On December 5, 2018, the European Commission presented actions to strengthen the role of the euro and adopted recommendations to promote the wider use of the euro in international energy agreements and transactions and to foster a deep European financial sector.
Europe imports some 90 percent of its oil and 70 percent of gas. Overall, the EU accounts for 27 percent of global oil imports, which is estimated at 300 billion euros a year. At the same time, over 85 percent of the EU’s long-term energy contracts are denominated in US dollars, although only 2 percent of energy resources are delivered from the United States. The bulk of oil and gas is delivered to Europe from Russia (34 percent), while the Middle East and Africa together deliver 33 percent and Norway 20 percent of oil and gas.
Historically, the US dollar is the main currency of international trade and global financial reserves. In 1974, the dollar also became the main currency for oil transactions, following which all of the raw materials and commodity markets turned into dollar-based financial markets.
This means that any unilateral US steps taken with regard to the jurisdiction of other countries, along with trade wars and the erosion of the foundations of international trade regulation can halt or hinder trade, including in energy.
The threat of sanctions against the European companies parties to the Nord Stream 2 project and the risk of US secondary sanctions against the European energy companies that are cooperating with Iran and Russia have forced the EU to ponder the creation of alternative settlement systems and the use of the euro as the contract currency, if only to ensure a safe energy supply.
A large share of Russian energy exports are paid for in US dollars, whereas all dollar accounts of Russian companies are controlled by the US authorities, and the Countering America’s Adversaries Through Sanctions Act adopted in 2017 allows freezing the assets of Russian banks and oil and gas companies, as well as pressuring Russian companies’ counteragents in US-allied countries.
In this situation, Russia must urgently convert to euro settlements with the EU, which also wants to strengthen the role of the euro in trade.
In addition, the domination of the US dollar is an opportunity to collect revenue from across the world and an instrument of US control over the global financial system and the economic processes. The “America first” principle means primarily that even NATO allies are no longer regarded as partners but as rivals the United States will compete with to protect its interests.
However, challenging the US dollar, the national currency of a country whose gross domestic product is worth $20.7 trillion and imports from around the world amount to $2.9 trillion, is an almost impossible goal even for the EU. The EU can only attain it by joining forces with all its trade and foreign economic partners, primarily Russia, the Middle East and China.
The EU’s gross domestic product is estimated at $18.8 trillion, and its banking assets are worth one-third of the US bank assets. This seems to be enough to convert part of the EU’s international settlements to the euro. The financial sovereignty of national economies can be only revived through the regionalization of financial transactions and the settlement of contracts in the currencies of states and the associations of states whose economic weight is comparable to that of the United States.
But there are at least five obstacles hindering the euroization of trade.

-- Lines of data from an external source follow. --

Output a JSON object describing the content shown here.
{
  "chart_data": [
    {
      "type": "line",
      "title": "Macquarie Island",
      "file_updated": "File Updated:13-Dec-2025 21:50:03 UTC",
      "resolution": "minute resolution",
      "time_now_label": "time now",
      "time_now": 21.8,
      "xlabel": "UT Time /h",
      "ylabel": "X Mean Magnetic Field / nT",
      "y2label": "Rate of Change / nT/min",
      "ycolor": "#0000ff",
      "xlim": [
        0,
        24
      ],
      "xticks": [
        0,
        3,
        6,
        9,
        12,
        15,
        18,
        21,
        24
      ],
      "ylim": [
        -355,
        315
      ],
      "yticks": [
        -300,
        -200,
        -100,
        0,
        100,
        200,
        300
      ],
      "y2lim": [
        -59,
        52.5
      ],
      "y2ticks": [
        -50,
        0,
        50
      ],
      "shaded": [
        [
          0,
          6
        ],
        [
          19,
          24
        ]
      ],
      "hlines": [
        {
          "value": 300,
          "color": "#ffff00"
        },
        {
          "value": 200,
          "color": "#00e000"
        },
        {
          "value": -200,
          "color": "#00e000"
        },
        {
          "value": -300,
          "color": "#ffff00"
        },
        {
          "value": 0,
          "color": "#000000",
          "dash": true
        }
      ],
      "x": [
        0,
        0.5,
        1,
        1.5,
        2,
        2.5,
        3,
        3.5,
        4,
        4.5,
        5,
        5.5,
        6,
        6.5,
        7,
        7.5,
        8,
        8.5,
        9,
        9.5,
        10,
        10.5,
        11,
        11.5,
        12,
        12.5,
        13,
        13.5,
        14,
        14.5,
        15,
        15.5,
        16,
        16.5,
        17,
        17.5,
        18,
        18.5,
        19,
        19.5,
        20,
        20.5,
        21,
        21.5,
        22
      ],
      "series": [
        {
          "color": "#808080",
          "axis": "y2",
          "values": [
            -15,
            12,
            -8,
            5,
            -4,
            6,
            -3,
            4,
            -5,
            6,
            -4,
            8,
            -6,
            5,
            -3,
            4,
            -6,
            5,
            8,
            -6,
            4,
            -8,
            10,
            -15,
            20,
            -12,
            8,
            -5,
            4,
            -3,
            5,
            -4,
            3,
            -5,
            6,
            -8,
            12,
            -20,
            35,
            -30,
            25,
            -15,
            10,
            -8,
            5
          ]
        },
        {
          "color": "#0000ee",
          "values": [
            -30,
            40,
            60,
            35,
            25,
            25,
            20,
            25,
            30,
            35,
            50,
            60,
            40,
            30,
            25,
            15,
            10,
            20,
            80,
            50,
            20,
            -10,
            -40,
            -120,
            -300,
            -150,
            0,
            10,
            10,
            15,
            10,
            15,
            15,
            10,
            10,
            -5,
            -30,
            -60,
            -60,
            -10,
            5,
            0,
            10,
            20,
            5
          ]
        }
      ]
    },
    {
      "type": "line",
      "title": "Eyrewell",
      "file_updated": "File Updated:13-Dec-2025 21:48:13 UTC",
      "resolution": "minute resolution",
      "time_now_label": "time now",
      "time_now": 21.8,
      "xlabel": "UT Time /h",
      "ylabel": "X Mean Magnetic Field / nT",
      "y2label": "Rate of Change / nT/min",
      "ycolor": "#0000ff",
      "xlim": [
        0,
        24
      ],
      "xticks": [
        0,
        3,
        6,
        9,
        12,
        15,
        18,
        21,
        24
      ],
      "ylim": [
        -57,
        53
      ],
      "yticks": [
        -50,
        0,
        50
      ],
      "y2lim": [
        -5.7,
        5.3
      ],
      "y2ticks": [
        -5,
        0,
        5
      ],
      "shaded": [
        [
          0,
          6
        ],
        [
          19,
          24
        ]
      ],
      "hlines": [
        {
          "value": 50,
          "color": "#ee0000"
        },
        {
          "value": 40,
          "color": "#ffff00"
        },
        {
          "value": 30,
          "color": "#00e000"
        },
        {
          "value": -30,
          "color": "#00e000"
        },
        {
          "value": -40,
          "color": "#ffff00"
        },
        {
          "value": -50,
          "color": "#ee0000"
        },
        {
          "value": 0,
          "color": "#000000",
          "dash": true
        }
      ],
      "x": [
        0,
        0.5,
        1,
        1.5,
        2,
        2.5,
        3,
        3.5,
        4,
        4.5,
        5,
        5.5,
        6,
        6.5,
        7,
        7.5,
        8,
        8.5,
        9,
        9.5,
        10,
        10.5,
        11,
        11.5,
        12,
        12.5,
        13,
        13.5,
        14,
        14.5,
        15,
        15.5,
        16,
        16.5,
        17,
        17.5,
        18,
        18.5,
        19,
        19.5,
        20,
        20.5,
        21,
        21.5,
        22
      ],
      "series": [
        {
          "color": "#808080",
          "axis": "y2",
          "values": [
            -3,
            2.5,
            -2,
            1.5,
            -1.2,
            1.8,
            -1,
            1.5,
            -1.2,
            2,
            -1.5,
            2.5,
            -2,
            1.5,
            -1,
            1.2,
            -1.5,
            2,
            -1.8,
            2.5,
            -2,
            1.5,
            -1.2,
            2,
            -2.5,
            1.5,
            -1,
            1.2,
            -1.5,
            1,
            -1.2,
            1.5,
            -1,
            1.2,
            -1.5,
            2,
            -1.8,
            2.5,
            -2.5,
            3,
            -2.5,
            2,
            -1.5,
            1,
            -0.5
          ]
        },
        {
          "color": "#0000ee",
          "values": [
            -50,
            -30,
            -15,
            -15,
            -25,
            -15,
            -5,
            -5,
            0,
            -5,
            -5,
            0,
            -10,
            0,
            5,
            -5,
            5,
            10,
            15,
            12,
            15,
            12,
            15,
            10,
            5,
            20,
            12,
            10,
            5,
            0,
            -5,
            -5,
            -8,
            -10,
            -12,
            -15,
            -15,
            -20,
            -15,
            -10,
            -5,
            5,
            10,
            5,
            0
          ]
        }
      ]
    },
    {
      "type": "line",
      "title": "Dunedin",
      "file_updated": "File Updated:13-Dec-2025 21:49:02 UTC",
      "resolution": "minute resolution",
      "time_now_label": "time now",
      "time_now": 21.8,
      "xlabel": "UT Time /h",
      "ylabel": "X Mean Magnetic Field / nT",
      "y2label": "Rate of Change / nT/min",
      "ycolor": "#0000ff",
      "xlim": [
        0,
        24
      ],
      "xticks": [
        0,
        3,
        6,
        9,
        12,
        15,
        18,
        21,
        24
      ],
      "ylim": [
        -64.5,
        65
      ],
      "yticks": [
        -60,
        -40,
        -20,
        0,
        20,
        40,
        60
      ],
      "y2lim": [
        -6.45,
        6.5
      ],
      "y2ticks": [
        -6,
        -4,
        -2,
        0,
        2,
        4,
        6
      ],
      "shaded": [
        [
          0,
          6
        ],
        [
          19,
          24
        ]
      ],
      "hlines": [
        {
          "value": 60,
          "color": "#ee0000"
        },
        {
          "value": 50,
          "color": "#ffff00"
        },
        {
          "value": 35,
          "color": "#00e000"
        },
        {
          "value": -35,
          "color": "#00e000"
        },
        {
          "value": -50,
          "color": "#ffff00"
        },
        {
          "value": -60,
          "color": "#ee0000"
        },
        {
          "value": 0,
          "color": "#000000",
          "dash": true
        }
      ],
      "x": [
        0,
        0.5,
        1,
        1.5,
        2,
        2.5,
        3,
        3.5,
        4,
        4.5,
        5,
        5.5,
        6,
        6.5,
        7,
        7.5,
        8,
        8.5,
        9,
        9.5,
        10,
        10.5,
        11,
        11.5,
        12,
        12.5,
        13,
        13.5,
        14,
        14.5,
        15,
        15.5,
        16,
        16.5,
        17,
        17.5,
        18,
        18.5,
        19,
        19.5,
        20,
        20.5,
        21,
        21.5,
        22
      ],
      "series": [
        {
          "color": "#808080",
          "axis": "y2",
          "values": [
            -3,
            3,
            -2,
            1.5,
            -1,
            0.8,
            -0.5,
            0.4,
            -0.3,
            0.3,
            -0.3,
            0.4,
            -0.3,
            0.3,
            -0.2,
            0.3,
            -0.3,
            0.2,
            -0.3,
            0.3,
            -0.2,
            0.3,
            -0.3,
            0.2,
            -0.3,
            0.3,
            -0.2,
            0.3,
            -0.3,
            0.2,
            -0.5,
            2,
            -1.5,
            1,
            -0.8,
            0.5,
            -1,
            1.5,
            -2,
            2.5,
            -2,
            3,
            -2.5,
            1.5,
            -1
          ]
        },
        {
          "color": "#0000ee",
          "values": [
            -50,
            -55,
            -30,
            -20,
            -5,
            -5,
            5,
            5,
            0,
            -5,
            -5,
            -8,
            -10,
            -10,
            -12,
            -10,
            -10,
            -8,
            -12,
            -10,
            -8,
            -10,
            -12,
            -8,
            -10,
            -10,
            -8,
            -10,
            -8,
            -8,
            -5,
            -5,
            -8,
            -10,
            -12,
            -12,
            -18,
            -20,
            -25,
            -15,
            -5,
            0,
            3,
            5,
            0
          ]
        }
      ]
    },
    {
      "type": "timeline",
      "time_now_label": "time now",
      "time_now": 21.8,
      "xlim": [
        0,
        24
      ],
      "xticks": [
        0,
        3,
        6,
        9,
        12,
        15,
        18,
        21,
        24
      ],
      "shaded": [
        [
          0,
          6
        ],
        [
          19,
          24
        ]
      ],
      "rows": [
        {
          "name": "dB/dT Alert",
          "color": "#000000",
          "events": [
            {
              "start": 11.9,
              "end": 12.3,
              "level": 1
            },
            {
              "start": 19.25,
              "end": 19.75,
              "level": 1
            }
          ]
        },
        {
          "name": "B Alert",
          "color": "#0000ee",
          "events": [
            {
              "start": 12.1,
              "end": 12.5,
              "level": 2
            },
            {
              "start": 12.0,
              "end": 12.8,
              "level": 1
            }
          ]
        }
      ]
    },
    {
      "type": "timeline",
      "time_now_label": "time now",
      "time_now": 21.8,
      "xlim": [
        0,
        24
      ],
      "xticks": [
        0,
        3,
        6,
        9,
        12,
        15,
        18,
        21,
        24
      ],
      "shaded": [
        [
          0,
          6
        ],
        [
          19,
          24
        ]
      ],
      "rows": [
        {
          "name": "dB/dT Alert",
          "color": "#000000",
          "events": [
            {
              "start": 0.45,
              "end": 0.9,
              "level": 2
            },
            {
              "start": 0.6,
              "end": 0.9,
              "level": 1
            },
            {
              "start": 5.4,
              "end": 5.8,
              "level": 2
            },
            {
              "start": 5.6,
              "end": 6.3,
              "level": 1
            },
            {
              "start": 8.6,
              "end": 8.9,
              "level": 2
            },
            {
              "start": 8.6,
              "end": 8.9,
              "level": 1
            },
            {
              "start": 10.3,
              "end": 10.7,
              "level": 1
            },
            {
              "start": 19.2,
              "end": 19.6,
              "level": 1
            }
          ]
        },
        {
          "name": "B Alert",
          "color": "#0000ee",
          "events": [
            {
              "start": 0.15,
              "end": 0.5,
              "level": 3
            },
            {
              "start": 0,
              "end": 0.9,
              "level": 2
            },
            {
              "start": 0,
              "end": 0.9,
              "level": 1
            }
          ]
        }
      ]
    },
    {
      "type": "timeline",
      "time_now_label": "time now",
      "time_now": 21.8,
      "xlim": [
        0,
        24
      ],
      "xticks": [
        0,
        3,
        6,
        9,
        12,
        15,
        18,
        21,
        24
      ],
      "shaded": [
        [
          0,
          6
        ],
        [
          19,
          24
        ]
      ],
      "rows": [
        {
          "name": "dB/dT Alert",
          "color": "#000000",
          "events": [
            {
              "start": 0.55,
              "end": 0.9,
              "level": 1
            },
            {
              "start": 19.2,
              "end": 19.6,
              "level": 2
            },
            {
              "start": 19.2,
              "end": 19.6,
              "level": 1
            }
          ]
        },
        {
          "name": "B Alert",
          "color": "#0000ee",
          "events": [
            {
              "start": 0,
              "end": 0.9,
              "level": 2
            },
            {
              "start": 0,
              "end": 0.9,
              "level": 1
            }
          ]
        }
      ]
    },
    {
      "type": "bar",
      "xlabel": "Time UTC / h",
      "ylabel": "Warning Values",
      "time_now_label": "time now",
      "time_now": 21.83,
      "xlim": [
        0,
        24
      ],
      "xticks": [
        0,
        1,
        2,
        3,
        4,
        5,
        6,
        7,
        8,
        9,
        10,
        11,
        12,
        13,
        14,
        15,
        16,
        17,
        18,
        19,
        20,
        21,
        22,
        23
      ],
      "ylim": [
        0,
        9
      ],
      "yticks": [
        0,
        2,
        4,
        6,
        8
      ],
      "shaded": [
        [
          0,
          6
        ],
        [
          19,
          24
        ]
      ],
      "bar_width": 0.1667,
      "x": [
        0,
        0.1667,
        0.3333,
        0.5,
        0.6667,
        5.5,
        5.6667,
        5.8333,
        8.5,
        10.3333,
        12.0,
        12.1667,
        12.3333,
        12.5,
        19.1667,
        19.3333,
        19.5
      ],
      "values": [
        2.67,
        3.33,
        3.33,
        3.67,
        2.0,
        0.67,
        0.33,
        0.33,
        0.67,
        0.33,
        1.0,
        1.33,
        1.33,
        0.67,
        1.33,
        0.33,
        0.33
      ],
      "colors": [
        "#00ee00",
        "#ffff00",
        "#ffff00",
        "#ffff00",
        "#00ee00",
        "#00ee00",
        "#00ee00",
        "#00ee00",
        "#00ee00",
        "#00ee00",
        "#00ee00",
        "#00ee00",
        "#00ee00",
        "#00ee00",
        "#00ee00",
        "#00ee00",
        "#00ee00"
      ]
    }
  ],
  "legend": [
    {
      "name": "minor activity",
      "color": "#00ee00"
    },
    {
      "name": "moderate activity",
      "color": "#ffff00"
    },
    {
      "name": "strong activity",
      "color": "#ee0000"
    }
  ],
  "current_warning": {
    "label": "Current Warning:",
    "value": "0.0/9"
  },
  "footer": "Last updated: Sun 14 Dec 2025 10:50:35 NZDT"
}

The first and largest of them is US resistance, because this would prevent using dollar accounts as an instrument of sanctions pressure on countries and companies, and could also reduce international investors’ interest in US assets, primarily treasury bonds, against the backdrop of a record-high US sovereign debt and the need for its regular refinancing. The second obstacle is the absence of benchmarks and basic exchange traded contracts, including oil deals, denominated in the euro. The third obstacle is the insufficient size of the European financial market and the volume of quality euro denominated liquid assets in which central banks’ dollar reserves and financial capital can be invested. Fourth, the EU has not yet created a fully European clearing system or a European equivalent of the SWIFT system. And the fifth obstacle is the complicated system of decision making in the EU countries, which can draw out and complicate things.
Practice shows that Europe will not engage in a direct conflict with the United States if there is a risk of secondary sanctions threatening the EU’s economy and the possibility of US military and political measures restricting the independence of its allies.
However, the euroization is unavoidable even despite major obstacles. The replacement of globalization with regionalization, the ongoing changes in the global economy and the creation of new technologies will lead to a rapid development of a diversified multipolar system based on several global currencies. Since there is a general interest in this new financial and economic architecture, the EU’s efforts to remove its vulnerabilities and attain financial sovereignty will also facilitate its rapprochement with Russia.